Check out as well, on the second floor, the maquette, for Maggs's brilliant portrait of the great photographer Andre Kertesz (1894-1985). Here, in the course of 144 serially arranged, head-and-shoulders photos, the venerable Kertesz appears to revolve slowly, photo by photo, as if he were on a turntable -- until he is back, spatially speaking, where he began. $2,500-$25,000. Until March 15, 137 Tecumseth St., Toronto; 416-504-3699. Charles Goldman at Robert Birch The title of the refreshing Birch Gallery exhibition by Charles Goldman, who lives and works in Brooklyn, N.Y., is PTGS, which, I guess, is a compressing of the word "paintings." Goldman is currently represented, as well, by Infinitely Intersecting Orbits, his winter-long installation at the Toronto Sculpture Garden, a couple of blocks west of the gallery.

Both of these incarnations of Goldman's sensibility trade on the artist's fascination with the measurement and layout of spatial configurations. His Sculpture Garden work consists of a grid of 15 metal tetherball poles, three metres high. The ball, tethered to each pole by a two-metre length of rope, is attached there to a rotating caster so that, unlike with the normal game, the ball doesn't coil itself around the pole when struck, but instead keeps circling. What does happen, though, is that when several balls are struck, their orbits (which are positioned to intersect) form infinity symbols in space. Watching this is a lot more absorbing than merely watching your ball twist tightly onto its pole.

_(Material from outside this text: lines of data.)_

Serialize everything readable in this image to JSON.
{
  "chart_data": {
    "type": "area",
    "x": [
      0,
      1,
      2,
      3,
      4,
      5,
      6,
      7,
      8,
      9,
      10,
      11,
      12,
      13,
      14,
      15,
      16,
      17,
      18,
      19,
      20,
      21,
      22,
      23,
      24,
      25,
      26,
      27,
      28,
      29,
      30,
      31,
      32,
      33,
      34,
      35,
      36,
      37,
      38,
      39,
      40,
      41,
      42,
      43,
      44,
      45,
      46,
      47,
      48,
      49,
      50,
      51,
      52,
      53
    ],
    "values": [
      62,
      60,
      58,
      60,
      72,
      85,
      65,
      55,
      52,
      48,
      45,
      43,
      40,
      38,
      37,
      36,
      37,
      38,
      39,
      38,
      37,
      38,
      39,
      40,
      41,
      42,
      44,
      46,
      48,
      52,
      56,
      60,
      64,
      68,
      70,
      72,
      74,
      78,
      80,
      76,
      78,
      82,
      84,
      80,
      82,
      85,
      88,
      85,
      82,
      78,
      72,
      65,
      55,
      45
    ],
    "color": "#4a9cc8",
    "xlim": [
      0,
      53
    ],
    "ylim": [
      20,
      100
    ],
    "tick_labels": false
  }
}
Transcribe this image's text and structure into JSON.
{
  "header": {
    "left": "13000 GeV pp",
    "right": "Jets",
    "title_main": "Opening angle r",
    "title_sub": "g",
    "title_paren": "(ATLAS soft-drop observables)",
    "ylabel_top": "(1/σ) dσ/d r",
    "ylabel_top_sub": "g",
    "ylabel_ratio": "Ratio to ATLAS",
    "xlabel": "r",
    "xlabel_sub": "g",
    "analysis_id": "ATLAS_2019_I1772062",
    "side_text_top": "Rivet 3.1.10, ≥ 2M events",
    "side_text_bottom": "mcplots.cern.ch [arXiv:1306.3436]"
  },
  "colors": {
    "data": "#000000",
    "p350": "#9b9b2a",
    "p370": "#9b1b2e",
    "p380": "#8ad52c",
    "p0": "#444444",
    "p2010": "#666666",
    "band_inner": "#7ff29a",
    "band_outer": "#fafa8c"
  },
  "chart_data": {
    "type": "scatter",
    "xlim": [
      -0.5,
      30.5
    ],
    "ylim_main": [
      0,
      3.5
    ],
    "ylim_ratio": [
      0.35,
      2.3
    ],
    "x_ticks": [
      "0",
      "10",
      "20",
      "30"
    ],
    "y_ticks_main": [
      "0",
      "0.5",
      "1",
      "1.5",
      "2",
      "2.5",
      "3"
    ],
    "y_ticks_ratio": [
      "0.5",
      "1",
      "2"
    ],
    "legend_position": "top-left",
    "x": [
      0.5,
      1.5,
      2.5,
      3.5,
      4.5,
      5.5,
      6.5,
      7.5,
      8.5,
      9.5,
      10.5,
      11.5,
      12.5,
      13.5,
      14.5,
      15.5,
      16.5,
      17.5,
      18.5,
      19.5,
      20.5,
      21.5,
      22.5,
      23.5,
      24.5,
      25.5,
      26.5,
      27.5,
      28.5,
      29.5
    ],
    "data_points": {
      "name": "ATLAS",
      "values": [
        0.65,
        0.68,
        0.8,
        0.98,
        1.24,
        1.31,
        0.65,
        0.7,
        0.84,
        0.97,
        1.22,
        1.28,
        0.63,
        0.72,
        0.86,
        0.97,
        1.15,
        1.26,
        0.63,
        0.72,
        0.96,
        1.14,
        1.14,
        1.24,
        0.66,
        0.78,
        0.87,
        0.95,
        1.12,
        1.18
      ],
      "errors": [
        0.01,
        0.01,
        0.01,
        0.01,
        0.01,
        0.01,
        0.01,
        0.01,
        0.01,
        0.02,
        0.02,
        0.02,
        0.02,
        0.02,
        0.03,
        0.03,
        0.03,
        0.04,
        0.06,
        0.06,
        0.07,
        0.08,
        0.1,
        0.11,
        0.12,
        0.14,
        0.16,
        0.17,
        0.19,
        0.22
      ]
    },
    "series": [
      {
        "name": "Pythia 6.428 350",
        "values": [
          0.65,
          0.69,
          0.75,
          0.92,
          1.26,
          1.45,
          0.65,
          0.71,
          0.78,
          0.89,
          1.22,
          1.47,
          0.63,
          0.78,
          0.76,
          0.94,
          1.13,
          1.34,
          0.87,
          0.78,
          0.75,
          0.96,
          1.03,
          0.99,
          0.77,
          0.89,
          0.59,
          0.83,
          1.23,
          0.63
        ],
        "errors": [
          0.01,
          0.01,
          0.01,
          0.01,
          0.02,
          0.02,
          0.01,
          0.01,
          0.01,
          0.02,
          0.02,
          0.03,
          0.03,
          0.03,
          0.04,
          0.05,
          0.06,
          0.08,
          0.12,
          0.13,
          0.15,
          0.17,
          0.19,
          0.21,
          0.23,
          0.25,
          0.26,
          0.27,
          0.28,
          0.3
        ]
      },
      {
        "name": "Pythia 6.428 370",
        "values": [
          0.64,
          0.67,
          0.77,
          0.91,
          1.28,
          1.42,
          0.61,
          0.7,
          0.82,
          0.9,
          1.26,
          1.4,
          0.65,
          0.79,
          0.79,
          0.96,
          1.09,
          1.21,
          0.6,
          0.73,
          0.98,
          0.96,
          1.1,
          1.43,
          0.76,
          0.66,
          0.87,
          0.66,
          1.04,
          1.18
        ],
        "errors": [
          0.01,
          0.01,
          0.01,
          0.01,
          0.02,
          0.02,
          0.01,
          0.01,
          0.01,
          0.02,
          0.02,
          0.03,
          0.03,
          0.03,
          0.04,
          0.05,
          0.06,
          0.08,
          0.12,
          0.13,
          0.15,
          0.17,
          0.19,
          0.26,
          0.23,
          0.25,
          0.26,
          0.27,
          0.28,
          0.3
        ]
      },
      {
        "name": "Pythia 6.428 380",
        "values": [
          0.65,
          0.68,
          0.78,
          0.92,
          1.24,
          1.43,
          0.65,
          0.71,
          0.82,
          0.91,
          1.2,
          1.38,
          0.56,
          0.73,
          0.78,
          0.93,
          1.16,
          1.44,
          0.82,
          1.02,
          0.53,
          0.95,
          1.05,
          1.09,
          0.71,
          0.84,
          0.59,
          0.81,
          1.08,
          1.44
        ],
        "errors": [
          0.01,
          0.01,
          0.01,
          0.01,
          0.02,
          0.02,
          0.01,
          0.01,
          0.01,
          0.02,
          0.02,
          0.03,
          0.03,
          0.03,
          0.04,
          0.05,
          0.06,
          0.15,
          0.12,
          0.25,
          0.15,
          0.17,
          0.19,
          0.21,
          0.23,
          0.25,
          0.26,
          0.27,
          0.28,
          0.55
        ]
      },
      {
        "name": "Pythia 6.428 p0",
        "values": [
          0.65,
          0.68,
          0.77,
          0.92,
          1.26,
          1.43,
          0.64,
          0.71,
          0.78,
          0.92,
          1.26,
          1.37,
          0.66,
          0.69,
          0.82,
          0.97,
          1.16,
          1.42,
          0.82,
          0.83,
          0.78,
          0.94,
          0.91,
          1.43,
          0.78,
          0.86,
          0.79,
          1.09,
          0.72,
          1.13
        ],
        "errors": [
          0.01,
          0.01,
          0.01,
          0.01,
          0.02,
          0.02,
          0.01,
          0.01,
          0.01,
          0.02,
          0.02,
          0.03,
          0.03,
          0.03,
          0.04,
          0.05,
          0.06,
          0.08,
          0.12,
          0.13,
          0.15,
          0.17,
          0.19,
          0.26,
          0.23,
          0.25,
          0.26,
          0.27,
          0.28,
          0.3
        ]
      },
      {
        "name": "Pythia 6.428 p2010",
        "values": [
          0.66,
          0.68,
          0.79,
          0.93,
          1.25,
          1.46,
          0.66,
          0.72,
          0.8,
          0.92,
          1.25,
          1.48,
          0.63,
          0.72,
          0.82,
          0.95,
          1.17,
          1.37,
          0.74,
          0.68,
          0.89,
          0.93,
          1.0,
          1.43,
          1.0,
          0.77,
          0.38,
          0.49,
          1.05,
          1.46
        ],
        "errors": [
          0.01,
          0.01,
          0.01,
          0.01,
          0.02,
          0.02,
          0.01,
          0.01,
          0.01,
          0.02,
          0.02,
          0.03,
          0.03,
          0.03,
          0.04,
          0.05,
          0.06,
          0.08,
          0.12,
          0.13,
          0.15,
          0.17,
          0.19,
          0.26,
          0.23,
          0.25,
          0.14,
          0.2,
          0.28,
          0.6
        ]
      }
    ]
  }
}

Goldman's paintings (or "PTGS") are equally diverting -- in just as open and simple a way. Well, deceptively open and deceptively simple, then. He calls them Distance Paintings. And while each looks at first like a gathering of curving bands of colour randomly arranged -- either blue, white or red on monotonal or shiny metal grounds (in configurations that look sort of like slot-racing track layouts) -- the truth is that these paintings are carefully proscribed, their baroque twists and turns measuring out a previously decided-upon length: 50 metres, 60 metres, and so on. (In this regard, they align themselves with the conceptual rigour of paintings by Halifax conceptualist Gerald Ferguson.) And no matter how spatially convulsive the twists and turns of Goldman's bands of colour are, all the bands ultimately connect, end to end: a closed system. This apparently vagrant energy, now brought to closure, really heats things up along the way -- resulting in an expressionist fervour accelerated first by the drips and gobs of pigment and muss that get onto the backgrounds and then by the graphic strain you can feel in getting the bands to join. Cool though they might seem at first, these paintings are really hot little pressure cookers of frenetic activity. $1,200-$2,800 (U.S.). Until Feb. 22, 241 King St. E., Toronto; 416-955-9410. The Toronto Sculpture Garden runs until April 15.